A recurring pattern is treating crime analytics dashboards as evidence of enterprise reform.
Hotspot maps became more accurate, crime trend reports were faster, and resource allocation decisions appeared more data-driven — yet the enterprise structure linking investigative workflows, inter-agency coordination, judicial processes, and community programs was never modeled.
P1–P6 Insight Preview:
These six perspectives define how an enterprise connects intent to execution
— P1: Strategy, P2: Business Processes, P3: System Behaviors, P4: Component Governance, P5: Implementation, P6: Business & Technology Operations.
P1 (Strategy): Analytics were tied to “intelligence-led policing” goals but not linked to enterprise-wide strategies for reducing crime or improving clearance rates.

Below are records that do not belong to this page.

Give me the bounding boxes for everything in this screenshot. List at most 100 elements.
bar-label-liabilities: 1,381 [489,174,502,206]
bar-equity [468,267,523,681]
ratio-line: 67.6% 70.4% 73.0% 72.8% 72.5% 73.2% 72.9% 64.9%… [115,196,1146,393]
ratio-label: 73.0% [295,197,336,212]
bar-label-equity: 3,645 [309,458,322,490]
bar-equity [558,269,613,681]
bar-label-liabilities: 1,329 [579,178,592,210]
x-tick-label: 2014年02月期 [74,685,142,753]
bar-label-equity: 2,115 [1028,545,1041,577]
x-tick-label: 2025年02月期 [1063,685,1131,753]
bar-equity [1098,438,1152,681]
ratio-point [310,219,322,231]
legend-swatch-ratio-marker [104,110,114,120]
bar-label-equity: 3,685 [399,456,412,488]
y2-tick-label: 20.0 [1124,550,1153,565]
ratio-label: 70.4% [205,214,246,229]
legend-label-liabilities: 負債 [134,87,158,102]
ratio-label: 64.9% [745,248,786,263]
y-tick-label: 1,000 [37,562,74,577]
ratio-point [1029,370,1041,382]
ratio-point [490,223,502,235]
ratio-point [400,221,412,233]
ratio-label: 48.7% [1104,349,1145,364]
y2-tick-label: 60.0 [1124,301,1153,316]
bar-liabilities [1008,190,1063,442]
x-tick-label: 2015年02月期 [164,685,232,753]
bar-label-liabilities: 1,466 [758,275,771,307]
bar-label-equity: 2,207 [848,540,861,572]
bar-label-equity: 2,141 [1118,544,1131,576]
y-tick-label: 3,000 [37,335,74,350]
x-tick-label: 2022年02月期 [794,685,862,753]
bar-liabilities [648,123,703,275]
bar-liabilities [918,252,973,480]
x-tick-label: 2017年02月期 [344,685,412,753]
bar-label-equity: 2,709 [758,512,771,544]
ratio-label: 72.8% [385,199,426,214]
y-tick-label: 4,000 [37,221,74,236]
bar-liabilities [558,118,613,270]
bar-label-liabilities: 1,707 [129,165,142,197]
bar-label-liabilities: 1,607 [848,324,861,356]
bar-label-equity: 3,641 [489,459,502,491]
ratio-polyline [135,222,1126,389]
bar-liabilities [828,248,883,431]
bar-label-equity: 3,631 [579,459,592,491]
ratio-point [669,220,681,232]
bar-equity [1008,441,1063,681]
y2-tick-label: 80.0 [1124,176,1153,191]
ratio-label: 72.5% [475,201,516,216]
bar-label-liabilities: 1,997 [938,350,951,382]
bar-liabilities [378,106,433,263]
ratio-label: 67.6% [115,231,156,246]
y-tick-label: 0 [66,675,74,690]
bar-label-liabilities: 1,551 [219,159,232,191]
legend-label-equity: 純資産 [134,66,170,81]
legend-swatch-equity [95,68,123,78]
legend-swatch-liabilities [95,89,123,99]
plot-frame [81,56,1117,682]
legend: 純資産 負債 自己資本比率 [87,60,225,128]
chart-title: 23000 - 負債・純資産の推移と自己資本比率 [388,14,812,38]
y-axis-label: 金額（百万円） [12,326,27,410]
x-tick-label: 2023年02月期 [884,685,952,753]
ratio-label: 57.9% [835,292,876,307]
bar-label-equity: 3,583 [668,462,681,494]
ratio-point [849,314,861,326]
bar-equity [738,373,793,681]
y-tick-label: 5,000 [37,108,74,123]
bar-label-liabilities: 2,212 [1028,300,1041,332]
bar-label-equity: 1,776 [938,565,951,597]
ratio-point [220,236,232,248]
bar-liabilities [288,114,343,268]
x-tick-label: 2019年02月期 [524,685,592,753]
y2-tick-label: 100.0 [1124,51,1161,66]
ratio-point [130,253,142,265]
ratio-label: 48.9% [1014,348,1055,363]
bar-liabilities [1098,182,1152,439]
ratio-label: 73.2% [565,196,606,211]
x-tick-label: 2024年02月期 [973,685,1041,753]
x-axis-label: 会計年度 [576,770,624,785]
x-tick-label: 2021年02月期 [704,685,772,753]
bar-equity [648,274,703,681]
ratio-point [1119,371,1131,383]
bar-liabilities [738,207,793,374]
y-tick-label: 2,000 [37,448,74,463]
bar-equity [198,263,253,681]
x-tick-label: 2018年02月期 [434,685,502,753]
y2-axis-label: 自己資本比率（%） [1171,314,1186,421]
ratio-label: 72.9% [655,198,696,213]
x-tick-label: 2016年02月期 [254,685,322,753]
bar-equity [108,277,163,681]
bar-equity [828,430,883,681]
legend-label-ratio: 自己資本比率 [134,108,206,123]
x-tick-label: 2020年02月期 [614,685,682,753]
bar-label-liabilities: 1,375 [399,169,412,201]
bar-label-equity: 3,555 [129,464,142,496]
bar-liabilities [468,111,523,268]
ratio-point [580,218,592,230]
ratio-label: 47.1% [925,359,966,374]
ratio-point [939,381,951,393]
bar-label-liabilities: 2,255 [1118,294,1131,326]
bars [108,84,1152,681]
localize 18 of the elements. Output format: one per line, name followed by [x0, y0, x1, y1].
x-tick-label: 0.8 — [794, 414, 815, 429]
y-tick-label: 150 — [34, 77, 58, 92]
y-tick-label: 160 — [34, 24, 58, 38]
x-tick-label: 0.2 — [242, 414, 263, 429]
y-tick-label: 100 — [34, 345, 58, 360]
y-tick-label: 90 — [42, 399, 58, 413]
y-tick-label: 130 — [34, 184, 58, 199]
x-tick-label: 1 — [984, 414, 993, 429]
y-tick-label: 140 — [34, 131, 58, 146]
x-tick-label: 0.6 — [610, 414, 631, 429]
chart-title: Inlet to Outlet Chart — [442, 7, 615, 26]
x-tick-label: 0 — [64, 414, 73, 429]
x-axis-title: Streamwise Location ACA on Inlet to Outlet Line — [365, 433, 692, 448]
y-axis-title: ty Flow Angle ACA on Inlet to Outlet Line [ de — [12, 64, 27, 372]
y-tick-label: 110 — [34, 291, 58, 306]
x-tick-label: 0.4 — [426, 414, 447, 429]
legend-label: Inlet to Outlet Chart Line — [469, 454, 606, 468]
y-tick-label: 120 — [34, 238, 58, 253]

P2 (Process): Data gathering and reporting workflows were refined, but integration with investigative, prosecutorial, and community prevention processes was missing.
P3 (System): Analytics platforms weren’t behaviorally integrated with case management, evidence handling, or court systems.
P4 (Component): Mapping software, crime databases, and reporting tools operated under separate governance.
P5 (Implementation): Rollouts prioritized dashboard usability without embedding analytics into core operational decision-making.
P6 (Operations): Business ops used insights to shift resources, but tech ops had to manually reconcile data sources and maintain disparate systems.
Stakeholder Impact Summary:
CEO/National Program Director – accountable for public safety outcomes: Limited by weak P1 Strategy — better analytics don’t guarantee reduced crime or improved case closure rates.
CIO – manages law enforcement systems and data infrastructure: Impacted by P3 System Behaviors and P4 Component Governance — critical systems are not interoperable, creating inefficiency and errors.
Sales Head (Community & Stakeholder Relations) – engages with local agencies and civic leaders: Affected by P2 Processes and P5 Implementation — can present data-driven insights but can’t ensure operational change follows.
Chief Enterprise Architect – aligns systems, processes, and strategic objectives: Confronts P1–P6 issues — analytics exist, but the enterprise isn’t structured to act on them consistently.
Head of Investigations – oversees case work and evidence flow: Feels P2, P3, & P6 — must manually connect insights to investigative actions across jurisdictions.